Die Amerikaner streiken

Am 20. August 1794 wurden die führenden Elemente von Waynes Kommando von den Streitkräften der Konföderation unter Beschuss genommen. Wayne schätzte die Situation schnell ein und setzte seine Truppen mit seiner Infanterie ein, die von Brigadegeneral James Wilkinson rechts und Oberst John Hamtramck links angeführt wurde. Die Kavallerie der Legion bewachte die amerikanische Rechte, während die Brigade der berittenen Kentuckianer den anderen Flügel beschützte. Als das Gelände den effektiven Einsatz von Kavallerie auszuschließen schien, befahl Wayne seiner Infanterie, einen Bajonettangriff durchzuführen, um den Feind von den umgestürzten Bäumen zu spülen. Nachdem dies erledigt war, konnten sie effektiv mit Musketenfeuer abgefeuert werden.

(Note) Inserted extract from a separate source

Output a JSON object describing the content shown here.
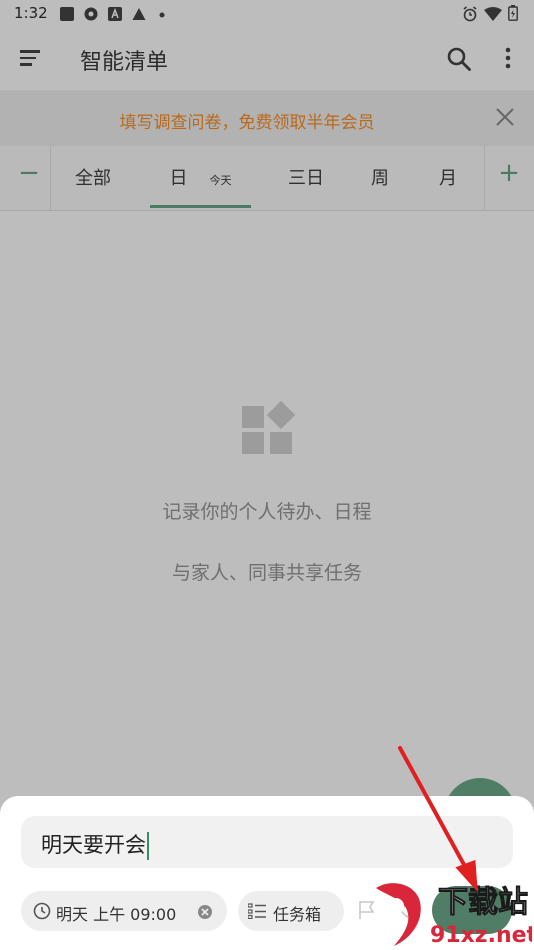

Die überlegene Disziplin von Waynes Truppen rückte schnell vor und die Konföderation wurde bald aus ihrer Position gedrängt. Sie begannen zu brechen und flohen vom Feld, als sich die amerikanische Kavallerie, die über die umgestürzten Bäume stürmte, dem Kampf anschloss. Auf der Flucht flohen die Krieger der Konföderation nach Fort Miami in der Hoffnung, dass die Briten Schutz bieten würden. Als sie dort ankamen, waren die Tore geschlossen, da der Befehlshaber der Festung keinen Krieg mit den Amerikanern beginnen wollte. Als die Männer der Konföderation flohen, befahl Wayne seinen Truppen, alle Dörfer und Ernten in der Gegend zu verbrennen und sich dann nach Fort Greenville zurückzuziehen.

 

Folgen & Auswirkungen

Bei den Kämpfen in Fallen Timbers verlor Waynes Legion 33 Tote und 100 Verwundete. Meldet Konflikte in Bezug auf die Opfer der Konföderation, wobei Wayne dem britisch-indischen Ministerium 30-40 Tote auf dem Feld vorwirft. Der Sieg bei Fallen Timbers führte schließlich zur Unterzeichnung des Vertrags von Greenville im Jahr 1795, der den Konflikt beendete und alle beseitigte Die Konföderation beansprucht Ohio und die umliegenden Länder. Unter den Führern der Konföderation, die sich weigerten, den Vertrag zu unterzeichnen, befand sich Tecumseh, der den Konflikt zehn Jahre später erneuern würde.